Port Alberni RCMP Const. Brian Kenny says he will never forget a particular accident scene he responded to last year. A child had been hit and seriously injured by a suspected drunk driver, and the scene was chaos. It drives him to find drunk drivers and get them off the road before they can hurt someone.
RCMP Const. Rob Jackson has only to think of his grandson to find his motivation. His grandson is the same age that Delta’s Alexa Middelaer was when she was killed by a drunk driver in 2008. Since then, the Middelaer family has lent Alexa’s name and story to a province-wide police campaign targeting impaired drivers.
The two Port Alberni officers are part of a team of more than 40 from Vancouver Island added at the end of April to Alexa’s Team, named for the Ladner tot who was killed by that drunk driver 10 years ago. Alexa’s Team members now number 2,400 and include officers from all regions of British Columbia.
“Before I was a member (RCMP) I remember Alexa Middelaer from when she was hit,” Jackson said. “I remember it on the news and following the trial in the years afterward. It’s always stuck with me.”
Police officers who remove a minimum of 12 drivers affected by alcohol or drugs from the road through a Criminal Code investigation or a 90-day immediate roadside prohibition (IRP) earn nominations to Alexa’s team. Jackson’s and Kenny’s numbers have already surpassed 13 apiece for 2018, meaning they have already earned their nominations for next year’s team.
This is Jackson’s second time on Alexa’s Team: last year he was also named to the team while in Sidney/ North Saanich (he had 22 impaired drivers on his list). He said the problem of impaired driving is the same everywhere.
“There’s no secret recipe to finding impaired drivers,” he said. “They’re out there. You would think there is a stereotype but there isn’t. They’re young and old, male and female, drive all types of vehicles.”
Jackson, who was born and raised in Port Alberni, said he pulls over a lot of cars, and the number of drivers who say they have been drinking “is disappointing.
“Is it worth it? A cab ride in Port Alberni to wherever you’re going is way cheaper than what an impaired charge costs.”
Kenny said he has pulled over some drivers while he’s parked on the side of the road completing paperwork from other calls. For others, members of the public have called about suspected impaired drivers and the RCMP were able to establish a pattern from multiple calls and find them.
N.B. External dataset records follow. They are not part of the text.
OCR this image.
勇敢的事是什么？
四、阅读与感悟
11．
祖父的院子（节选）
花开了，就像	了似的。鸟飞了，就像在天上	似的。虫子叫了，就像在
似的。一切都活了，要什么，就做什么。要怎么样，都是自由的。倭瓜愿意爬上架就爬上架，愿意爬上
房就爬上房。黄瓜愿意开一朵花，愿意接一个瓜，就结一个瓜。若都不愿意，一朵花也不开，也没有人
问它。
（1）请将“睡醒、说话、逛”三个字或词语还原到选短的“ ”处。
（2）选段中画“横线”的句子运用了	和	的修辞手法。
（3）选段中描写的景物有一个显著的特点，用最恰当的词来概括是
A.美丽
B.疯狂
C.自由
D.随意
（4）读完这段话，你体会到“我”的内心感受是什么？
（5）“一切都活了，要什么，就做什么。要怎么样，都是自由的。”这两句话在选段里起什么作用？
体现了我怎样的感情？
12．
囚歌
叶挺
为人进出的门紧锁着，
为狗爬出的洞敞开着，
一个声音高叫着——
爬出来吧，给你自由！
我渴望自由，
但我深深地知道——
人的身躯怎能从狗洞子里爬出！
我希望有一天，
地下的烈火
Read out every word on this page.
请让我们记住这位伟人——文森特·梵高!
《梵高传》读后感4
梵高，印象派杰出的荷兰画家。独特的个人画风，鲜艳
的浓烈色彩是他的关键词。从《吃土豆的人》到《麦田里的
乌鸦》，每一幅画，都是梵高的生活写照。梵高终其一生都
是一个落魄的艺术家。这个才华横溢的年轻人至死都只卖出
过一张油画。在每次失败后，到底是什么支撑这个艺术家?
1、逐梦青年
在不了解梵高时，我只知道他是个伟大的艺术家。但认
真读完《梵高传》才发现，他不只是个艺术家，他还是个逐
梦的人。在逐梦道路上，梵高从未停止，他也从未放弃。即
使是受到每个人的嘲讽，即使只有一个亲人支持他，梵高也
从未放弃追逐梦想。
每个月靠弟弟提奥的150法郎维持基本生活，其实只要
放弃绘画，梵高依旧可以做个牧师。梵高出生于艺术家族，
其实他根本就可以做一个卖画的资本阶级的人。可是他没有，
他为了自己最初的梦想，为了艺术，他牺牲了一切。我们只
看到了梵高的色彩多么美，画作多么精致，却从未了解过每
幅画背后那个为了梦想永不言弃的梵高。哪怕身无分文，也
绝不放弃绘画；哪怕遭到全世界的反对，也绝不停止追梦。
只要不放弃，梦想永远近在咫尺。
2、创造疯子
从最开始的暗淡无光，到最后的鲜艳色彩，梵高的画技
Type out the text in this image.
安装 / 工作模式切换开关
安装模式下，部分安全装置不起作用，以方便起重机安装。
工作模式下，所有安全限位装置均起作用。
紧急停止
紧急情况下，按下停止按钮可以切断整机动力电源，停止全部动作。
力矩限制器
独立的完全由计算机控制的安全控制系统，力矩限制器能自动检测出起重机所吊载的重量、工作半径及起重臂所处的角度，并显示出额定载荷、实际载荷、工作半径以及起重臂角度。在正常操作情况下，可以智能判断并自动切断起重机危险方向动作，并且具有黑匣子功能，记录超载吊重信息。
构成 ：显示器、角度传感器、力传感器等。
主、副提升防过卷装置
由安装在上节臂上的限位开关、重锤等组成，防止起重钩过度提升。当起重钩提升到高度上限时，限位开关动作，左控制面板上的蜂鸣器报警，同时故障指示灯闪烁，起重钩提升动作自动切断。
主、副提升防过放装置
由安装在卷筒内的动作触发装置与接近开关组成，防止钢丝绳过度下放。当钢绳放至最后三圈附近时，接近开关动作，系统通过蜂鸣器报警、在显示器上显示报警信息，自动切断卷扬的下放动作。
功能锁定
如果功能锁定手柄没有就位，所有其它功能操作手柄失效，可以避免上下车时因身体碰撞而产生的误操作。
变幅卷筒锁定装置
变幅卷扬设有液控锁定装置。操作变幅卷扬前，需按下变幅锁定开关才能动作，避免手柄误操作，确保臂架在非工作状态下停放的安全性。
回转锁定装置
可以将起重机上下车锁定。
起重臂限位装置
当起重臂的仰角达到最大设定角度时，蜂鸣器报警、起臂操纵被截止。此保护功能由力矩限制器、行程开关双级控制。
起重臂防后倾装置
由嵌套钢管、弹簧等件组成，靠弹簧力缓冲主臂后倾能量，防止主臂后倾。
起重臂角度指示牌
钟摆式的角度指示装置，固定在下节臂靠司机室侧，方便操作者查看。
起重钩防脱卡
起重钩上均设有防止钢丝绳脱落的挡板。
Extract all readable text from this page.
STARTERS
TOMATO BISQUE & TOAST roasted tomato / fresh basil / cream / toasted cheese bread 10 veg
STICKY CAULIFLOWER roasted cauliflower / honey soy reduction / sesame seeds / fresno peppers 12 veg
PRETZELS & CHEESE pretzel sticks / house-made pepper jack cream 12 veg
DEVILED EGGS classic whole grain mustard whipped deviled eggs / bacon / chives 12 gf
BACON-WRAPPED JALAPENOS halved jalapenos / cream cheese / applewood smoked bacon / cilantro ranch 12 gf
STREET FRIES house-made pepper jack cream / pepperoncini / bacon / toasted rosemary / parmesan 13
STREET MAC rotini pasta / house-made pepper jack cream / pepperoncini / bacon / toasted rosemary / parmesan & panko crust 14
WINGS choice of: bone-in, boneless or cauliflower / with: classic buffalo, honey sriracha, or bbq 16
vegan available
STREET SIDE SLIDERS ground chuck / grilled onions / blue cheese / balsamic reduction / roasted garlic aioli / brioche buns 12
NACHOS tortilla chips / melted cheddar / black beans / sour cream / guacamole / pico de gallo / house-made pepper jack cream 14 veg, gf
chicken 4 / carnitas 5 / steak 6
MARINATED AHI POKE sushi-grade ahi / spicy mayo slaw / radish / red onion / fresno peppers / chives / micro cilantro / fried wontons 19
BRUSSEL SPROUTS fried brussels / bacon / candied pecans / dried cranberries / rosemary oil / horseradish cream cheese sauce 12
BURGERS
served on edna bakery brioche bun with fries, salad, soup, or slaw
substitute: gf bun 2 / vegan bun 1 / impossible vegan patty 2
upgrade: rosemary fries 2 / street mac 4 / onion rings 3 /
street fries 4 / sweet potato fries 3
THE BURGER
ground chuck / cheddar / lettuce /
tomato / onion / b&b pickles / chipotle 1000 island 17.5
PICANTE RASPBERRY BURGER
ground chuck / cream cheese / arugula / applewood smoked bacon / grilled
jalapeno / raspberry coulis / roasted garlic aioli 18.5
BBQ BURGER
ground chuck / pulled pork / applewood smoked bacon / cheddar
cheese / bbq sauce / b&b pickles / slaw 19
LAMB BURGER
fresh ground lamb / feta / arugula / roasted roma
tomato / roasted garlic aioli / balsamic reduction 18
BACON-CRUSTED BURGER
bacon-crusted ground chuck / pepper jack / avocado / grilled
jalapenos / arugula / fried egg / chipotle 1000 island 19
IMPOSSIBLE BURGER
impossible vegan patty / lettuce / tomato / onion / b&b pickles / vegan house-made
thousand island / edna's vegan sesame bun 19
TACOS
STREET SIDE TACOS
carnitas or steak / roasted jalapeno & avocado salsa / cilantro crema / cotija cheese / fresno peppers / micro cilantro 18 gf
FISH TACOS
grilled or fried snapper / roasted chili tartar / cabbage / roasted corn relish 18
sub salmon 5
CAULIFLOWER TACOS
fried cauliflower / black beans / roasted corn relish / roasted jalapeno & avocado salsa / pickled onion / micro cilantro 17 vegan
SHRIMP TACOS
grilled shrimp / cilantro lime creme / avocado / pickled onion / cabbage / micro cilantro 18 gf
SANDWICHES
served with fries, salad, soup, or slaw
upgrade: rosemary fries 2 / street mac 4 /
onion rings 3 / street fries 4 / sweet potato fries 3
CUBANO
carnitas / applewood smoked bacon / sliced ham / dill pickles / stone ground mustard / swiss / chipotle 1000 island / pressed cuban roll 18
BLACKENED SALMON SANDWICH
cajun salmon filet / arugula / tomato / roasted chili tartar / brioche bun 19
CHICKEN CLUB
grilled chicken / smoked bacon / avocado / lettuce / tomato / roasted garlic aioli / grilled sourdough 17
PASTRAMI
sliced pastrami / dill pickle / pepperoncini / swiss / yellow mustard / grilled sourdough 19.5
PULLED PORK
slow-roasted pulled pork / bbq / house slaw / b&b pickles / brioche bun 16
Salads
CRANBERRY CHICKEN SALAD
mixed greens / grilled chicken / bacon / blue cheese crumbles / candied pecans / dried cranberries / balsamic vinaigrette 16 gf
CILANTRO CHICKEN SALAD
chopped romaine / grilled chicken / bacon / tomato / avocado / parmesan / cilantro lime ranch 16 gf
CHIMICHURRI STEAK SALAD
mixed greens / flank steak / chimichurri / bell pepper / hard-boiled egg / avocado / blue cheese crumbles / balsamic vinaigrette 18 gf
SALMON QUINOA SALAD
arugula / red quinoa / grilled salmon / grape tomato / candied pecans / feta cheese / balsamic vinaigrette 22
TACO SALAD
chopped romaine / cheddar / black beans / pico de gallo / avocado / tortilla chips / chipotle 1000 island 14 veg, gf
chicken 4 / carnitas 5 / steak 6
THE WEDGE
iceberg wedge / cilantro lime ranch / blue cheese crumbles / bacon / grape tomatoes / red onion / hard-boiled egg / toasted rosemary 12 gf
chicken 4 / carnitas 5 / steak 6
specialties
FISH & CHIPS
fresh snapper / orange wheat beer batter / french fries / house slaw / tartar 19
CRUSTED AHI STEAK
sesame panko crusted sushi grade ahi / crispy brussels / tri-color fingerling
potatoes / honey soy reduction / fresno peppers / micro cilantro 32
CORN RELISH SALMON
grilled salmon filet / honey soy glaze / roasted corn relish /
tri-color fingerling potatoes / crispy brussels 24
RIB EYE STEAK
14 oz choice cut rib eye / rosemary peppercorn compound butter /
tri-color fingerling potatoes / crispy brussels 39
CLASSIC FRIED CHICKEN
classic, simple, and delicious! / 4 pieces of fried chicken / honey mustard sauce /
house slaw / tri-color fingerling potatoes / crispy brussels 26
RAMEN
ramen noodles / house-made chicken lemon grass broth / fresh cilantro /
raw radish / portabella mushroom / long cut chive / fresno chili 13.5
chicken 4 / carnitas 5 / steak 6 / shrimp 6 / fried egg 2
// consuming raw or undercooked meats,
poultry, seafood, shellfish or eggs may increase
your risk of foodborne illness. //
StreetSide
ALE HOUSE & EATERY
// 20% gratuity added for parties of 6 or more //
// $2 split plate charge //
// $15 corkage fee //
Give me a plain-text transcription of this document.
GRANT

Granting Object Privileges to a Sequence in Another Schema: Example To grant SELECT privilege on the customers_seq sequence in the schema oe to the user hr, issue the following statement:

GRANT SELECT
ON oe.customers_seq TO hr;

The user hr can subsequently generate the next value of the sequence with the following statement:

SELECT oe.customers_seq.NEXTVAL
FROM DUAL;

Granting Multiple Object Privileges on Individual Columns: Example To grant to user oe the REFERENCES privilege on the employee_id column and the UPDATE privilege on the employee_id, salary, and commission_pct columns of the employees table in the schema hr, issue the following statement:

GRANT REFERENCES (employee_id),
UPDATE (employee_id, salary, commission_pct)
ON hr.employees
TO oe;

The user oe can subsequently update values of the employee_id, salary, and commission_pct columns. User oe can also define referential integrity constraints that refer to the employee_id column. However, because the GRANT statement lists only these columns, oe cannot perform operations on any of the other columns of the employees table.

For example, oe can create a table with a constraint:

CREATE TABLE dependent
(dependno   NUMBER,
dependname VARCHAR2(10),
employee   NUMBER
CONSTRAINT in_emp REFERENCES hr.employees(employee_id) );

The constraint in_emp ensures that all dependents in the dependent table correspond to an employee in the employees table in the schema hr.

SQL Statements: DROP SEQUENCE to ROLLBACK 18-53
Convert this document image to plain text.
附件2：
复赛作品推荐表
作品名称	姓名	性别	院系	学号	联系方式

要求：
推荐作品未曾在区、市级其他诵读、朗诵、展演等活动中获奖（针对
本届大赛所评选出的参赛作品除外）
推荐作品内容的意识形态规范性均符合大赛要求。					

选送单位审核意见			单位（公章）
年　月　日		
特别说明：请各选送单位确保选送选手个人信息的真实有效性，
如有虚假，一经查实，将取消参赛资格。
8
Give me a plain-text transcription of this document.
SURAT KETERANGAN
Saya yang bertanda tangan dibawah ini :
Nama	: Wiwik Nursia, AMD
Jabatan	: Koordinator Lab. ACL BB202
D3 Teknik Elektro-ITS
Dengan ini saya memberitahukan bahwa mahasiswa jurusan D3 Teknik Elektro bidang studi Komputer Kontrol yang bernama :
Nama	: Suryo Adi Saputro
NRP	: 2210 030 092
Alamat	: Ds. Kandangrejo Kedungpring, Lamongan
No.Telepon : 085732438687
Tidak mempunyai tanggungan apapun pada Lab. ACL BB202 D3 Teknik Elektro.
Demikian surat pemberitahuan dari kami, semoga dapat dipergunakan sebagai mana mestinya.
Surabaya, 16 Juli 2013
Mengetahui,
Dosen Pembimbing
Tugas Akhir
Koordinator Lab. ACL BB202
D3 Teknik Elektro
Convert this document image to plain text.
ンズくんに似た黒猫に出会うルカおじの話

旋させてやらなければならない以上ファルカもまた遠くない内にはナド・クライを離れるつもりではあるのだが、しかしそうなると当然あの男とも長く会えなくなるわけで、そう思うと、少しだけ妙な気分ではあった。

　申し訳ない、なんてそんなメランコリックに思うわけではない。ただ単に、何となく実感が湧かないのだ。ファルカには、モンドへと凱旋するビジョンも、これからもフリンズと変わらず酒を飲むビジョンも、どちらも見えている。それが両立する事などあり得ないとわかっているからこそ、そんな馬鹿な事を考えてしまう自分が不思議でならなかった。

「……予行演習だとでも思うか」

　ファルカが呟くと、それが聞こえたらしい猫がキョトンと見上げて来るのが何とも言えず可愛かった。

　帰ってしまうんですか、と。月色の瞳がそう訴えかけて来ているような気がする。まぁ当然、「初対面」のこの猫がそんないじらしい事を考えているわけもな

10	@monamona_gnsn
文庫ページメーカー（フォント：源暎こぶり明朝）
“It’s hard to believe. There are so many options out there: we have a liquor store that delivers, a dozen cabs on the road, buses,” Kenny said.
“There are so many other options than driving drunk on the road. Here you’re in town, the taxis run 24 hours. Maybe you’ll get home safe tonight, but the next night?
“You might get away with it this time, but it will catch up to you sometime.”
(The same afternoon we interviewed Const. Kenny for this story, he got his 12th driver. “The person was doing a liquor run, which was one block from their residence,” media liaison officer Cpl. Amelia Hayden said.)
While May is high-risk driving month in B.C. and impaired driving campaigns are conducted in July and December every year, RCMP officers are always on the lookout.
“We’re always looking for impaired drivers,” Hayden said. “We’re always working hard to keep our roads safe.”
Jackson has a simple message for people who drive drunk—no matter if it’s a block or more. “If you drink and drive, we will catch you.”